Louis Bourgeois and his daughter Amalie at home in Jadan.

Today, the current lockdown offers me the same routine I enjoy every day. Time in the morning by my cottage, chopping wood and enjoying a campfire. Later in the morning each day I spend some time playing in the quebrada (mountain stream) collecting crystals and building a sandy beach for my daughter, Amelie, now 5. The morning is complete with some time in my greenhouse, tending my tomatoes. I am the family cook, so at 11 I begin preparations for our lunch, the main meal of each day, Ecuadorian style. A short siesta after lunch and then the afternoon is devoted to playing with my daughter.  Some of our time is outdoors, enjoying the nature that I love so much, and some time indoors enjoying Amelie’s choice of games or books to read.

A sunset over the valley in Jadan, east of Cuenca.

My paradise is a steady state, each day ideally identical to every other day. I have no interest in travel, going to restaurants, going into the city, so the lockdowns have zero affect on my day. In fact I enjoy the added quiet the lockdowns afford me. I accept that for most the restrictions are inconvenient to say the least. I feel compassion for those who are struggling with tribal and egoic challenges, for whom the lockdowns feel like a prison sentence.

One challenge I needed to face was telling my mother, now 96, that I would never be traveling again to the USA, meaning I would never see her again face-to-face. We enjoy a video chat on Skype each week, and she enjoys seeing me and my family. She accepts her confinement in her nursing home, with little left in life to look forward to. Once we had a lovely fantasy that she would come and live with us in Ecuador, but that fantasy would never come to be.

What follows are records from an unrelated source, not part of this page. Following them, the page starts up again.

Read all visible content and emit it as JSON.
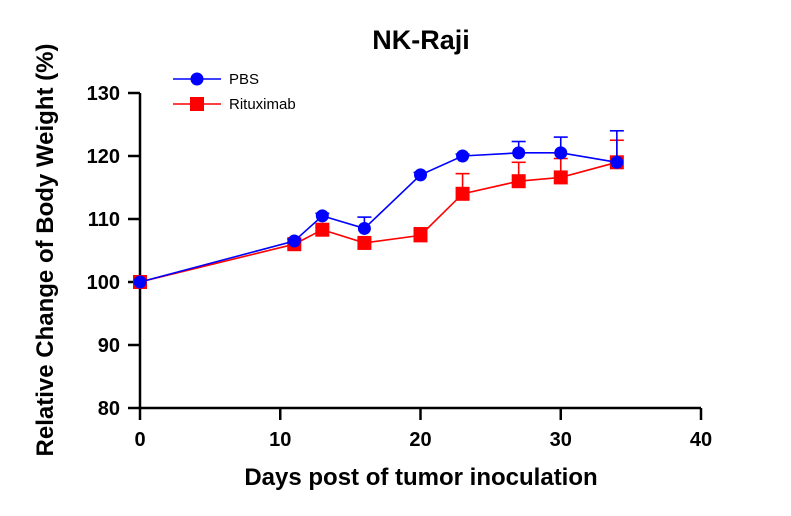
{
  "chart_data": {
    "type": "line",
    "title": "NK-Raji",
    "xlabel": "Days post of tumor inoculation",
    "ylabel": "Relative Change of Body Weight (%)",
    "xlim": [
      0,
      40
    ],
    "ylim": [
      80,
      130
    ],
    "xticks": [
      0,
      10,
      20,
      30,
      40
    ],
    "yticks": [
      80,
      90,
      100,
      110,
      120,
      130
    ],
    "legend_position": "top-left",
    "series": [
      {
        "name": "PBS",
        "color": "#0000ff",
        "marker": "circle",
        "x": [
          0,
          11,
          13,
          16,
          20,
          23,
          27,
          30,
          34
        ],
        "values": [
          100,
          106.5,
          110.5,
          108.5,
          117,
          120,
          120.5,
          120.5,
          119
        ],
        "error": [
          0,
          0.3,
          0.4,
          1.8,
          0.4,
          0.3,
          1.8,
          2.5,
          5
        ]
      },
      {
        "name": "Rituximab",
        "color": "#ff0000",
        "marker": "square",
        "x": [
          0,
          11,
          13,
          16,
          20,
          23,
          27,
          30,
          34
        ],
        "values": [
          100,
          106,
          108.3,
          106.2,
          107.4,
          114,
          116,
          116.6,
          119
        ],
        "error": [
          0,
          0.3,
          0.4,
          0.5,
          1.2,
          3.2,
          3,
          3,
          3.5
        ]
      }
    ]
  }
}
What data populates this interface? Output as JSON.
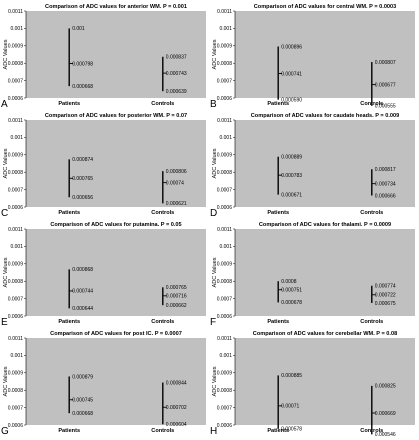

Our world is changing in dramatic ways. I extend an invitation regularly to those with ears to hear to come and live with me in our paradise, building an intentional community together. But is seems that most still have unfinished business where they are, unable yet to find true freedom. Luckily for me my paradise is not dependent on the choices of others. And yet I welcome the company one day of other like-minded friends.